PVCs are not flexible, and they must be
defined in advance. Their primary benefit lies in the elimination of a
call setup period. Therefore, PVCs are typically used to support
communications between devices that need to communicate on a routine
and ongoing basis. SVCs are used for ad hoc communications.
An X.25 frame is composed of a series
of fields, as shown in Figure .
Layer 3 X.25 fields make up an X.25 packet and include a header and
user data. Layer 2 X.25 (LAPB) fields include Frame-Level Control and
Addressing fields, the embedded Layer 3 packet, and an FCS.
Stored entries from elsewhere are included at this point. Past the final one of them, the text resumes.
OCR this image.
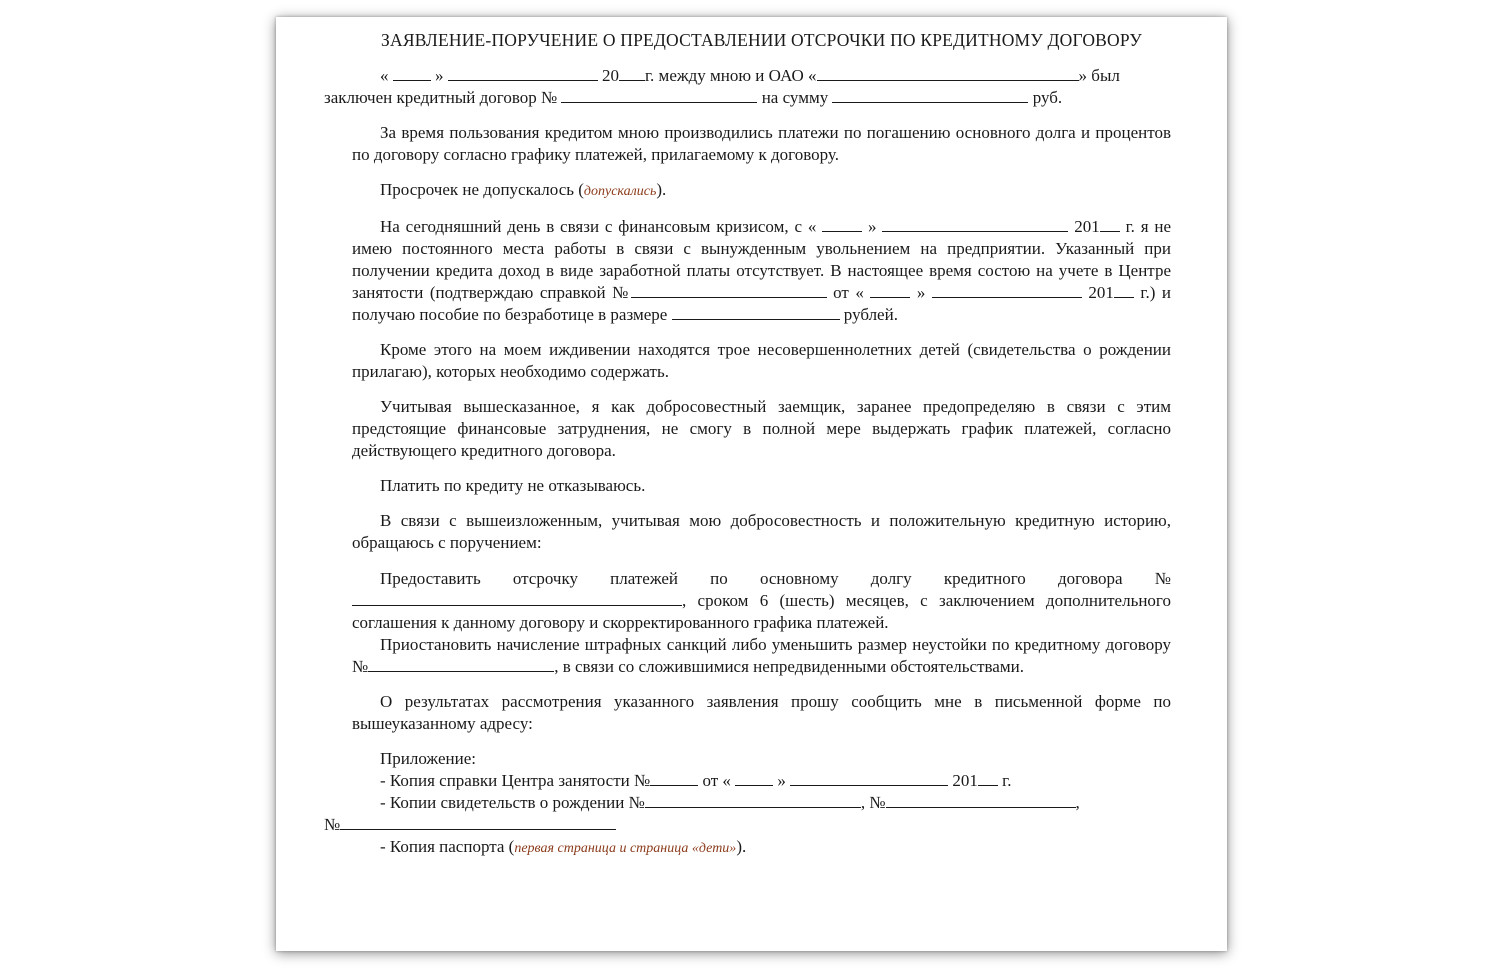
ЗАЯВЛЕНИЕ-ПОРУЧЕНИЕ О ПРЕДОСТАВЛЕНИИ ОТСРОЧКИ ПО КРЕДИТНОМУ ДОГОВОРУ

«	»	20 г. между мною и ОАО «	» был
заключен кредитный договор №	на сумму	руб.

За время пользования кредитом мною производились платежи по погашению основного долга и процентов по договору согласно графику платежей, прилагаемому к договору.

Просрочек не допускалось (допускались).

На сегодняшний день в связи с финансовым кризисом, с «	»	201 г. я не имею постоянного места работы в связи с вынужденным увольнением на предприятии. Указанный при получении кредита доход в виде заработной платы отсутствует. В настоящее время состою на учете в Центре занятости (подтверждаю справкой №	от «	»	201 г.) и получаю пособие по безработице в размере	рублей.

Кроме этого на моем иждивении находятся трое несовершеннолетних детей (свидетельства о рождении прилагаю), которых необходимо содержать.

Учитывая вышесказанное, я как добросовестный заемщик, заранее предопределяю в связи с этим предстоящие финансовые затруднения, не смогу в полной мере выдержать график платежей, согласно действующего кредитного договора.

Платить по кредиту не отказываюсь.

В связи с вышеизложенным, учитывая мою добросовестность и положительную кредитную историю, обращаюсь с поручением:

Предоставить отсрочку платежей по основному долгу кредитного договора №, сроком 6 (шесть) месяцев, с заключением дополнительного соглашения к данному договору и скорректированного графика платежей.

Приостановить начисление штрафных санкций либо уменьшить размер неустойки по кредитному договору №	, в связи со сложившимися непредвиденными обстоятельствами.

О результатах рассмотрения указанного заявления прошу сообщить мне в письменной форме по вышеуказанному адресу:

Приложение:

- Копия справки Центра занятости №	от «	»	201 г.

- Копии свидетельств о рождении №	, №	,
№

- Копия паспорта (первая страница и страница «дети»).
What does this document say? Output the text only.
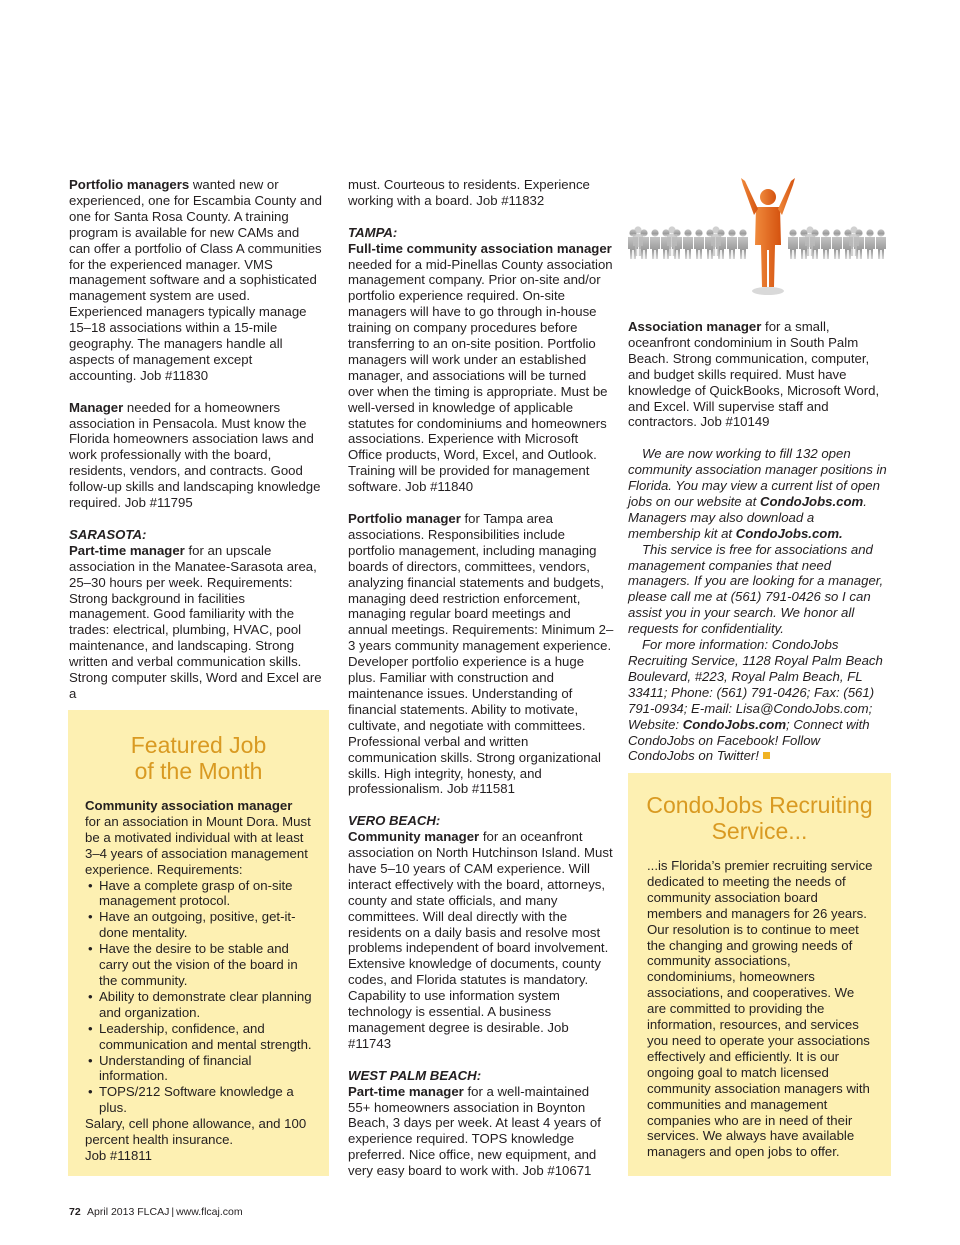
Portfolio managers wanted new or experienced, one for Escambia County and one for Santa Rosa County. A training program is available for new CAMs and can offer a portfolio of Class A communities for the experienced manager. VMS management software and a sophisticated management system are used. Experienced managers typically manage 15–18 associations within a 15-mile geography. The managers handle all aspects of management except accounting. Job #11830

Manager needed for a homeowners association in Pensacola. Must know the Florida homeowners association laws and work professionally with the board, residents, vendors, and contracts. Good follow-up skills and landscaping knowledge required. Job #11795

SARASOTA:

Part-time manager for an upscale association in the Manatee-Sarasota area, 25–30 hours per week. Requirements: Strong background in facilities management. Good familiarity with the trades: electrical, plumbing, HVAC, pool maintenance, and landscaping. Strong written and verbal communication skills. Strong computer skills, Word and Excel are a

Featured Job
of the Month

Community association manager
for an association in Mount Dora. Must be a motivated individual with at least 3–4 years of association management experience. Requirements:

• Have a complete grasp of on-site management protocol.
• Have an outgoing, positive, get-it-done mentality.
• Have the desire to be stable and carry out the vision of the board in the community.
• Ability to demonstrate clear planning and organization.
• Leadership, confidence, and communication and mental strength.
• Understanding of financial information.
• TOPS/212 Software knowledge a plus.

Salary, cell phone allowance, and 100 percent health insurance.

Job #11811

must. Courteous to residents. Experience working with a board. Job #11832

TAMPA:

Full-time community association manager needed for a mid-Pinellas County association management company. Prior on-site and/or portfolio experience required. On-site managers will have to go through in-house training on company procedures before transferring to an on-site position. Portfolio managers will work under an established manager, and associations will be turned over when the timing is appropriate. Must be well-versed in knowledge of applicable statutes for condominiums and homeowners associations. Experience with Microsoft Office products, Word, Excel, and Outlook. Training will be provided for management software. Job #11840

Portfolio manager for Tampa area associations. Responsibilities include portfolio management, including managing boards of directors, committees, vendors, analyzing financial statements and budgets, managing deed restriction enforcement, managing regular board meetings and annual meetings. Requirements: Minimum 2–3 years community management experience. Developer portfolio experience is a huge plus. Familiar with construction and maintenance issues. Understanding of financial statements. Ability to motivate, cultivate, and negotiate with committees. Professional verbal and written communication skills. Strong organizational skills. High integrity, honesty, and professionalism. Job #11581

VERO BEACH:

Community manager for an oceanfront association on North Hutchinson Island. Must have 5–10 years of CAM experience. Will interact effectively with the board, attorneys, county and state officials, and many committees. Will deal directly with the residents on a daily basis and resolve most problems independent of board involvement. Extensive knowledge of documents, county codes, and Florida statutes is mandatory. Capability to use information system technology is essential. A business management degree is desirable. Job #11743

WEST PALM BEACH:

Part-time manager for a well-maintained 55+ homeowners association in Boynton Beach, 3 days per week. At least 4 years of experience required. TOPS knowledge preferred. Nice office, new equipment, and very easy board to work with. Job #10671

Association manager for a small, oceanfront condominium in South Palm Beach. Strong communication, computer, and budget skills required. Must have knowledge of QuickBooks, Microsoft Word, and Excel. Will supervise staff and contractors. Job #10149

We are now working to fill 132 open community association manager positions in Florida. You may view a current list of open jobs on our website at CondoJobs.com. Managers may also download a membership kit at CondoJobs.com.

This service is free for associations and management companies that need managers. If you are looking for a manager, please call me at (561) 791-0426 so I can assist you in your search. We honor all requests for confidentiality.

For more information: CondoJobs Recruiting Service, 1128 Royal Palm Beach Boulevard, #223, Royal Palm Beach, FL 33411; Phone: (561) 791-0426; Fax: (561) 791-0934; E-mail: Lisa@CondoJobs.com; Website: CondoJobs.com; Connect with CondoJobs on Facebook! Follow CondoJobs on Twitter!

CondoJobs Recruiting
Service...

...is Florida’s premier recruiting service dedicated to meeting the needs of community association board members and managers for 26 years. Our resolution is to continue to meet the changing and growing needs of community associations, condominiums, homeowners associations, and cooperatives. We are committed to providing the information, resources, and services you need to operate your associations effectively and efficiently. It is our ongoing goal to match licensed community association managers with communities and management companies who are in need of their services. We always have available managers and open jobs to offer.

72 April 2013 FLCAJ | www.flcaj.com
X.25 contains a robust suite of error
detection and correction mechanisms that enable it to be a highly
reliable protocol having to traverse a noisy electromechanical
switching equipment infrastructure. In essence, X.25 sacrificed
throughput for reliability. Today, in the era of digital and optical
communications, the error detection/correction mechanisms of X.25
result in unnecessary overhead. These functions are now more
appropriate at the end devices rather than being embedded in every
network device. Applications that still require the use of the X.25
protocol may find better performance in emulating that protocol over a
different transmission facility.
Despite the availability of technically
superior transmission technologies, X.25 hasn't been completely
supplanted. X.25 is used extensively in Europe, and even in the United
States! Many organizations either cannot afford to migrate to newer
technologies, or are locked into older infrastructures for a variety
of reasons. Therefore, it is still widely deployed around the world.
|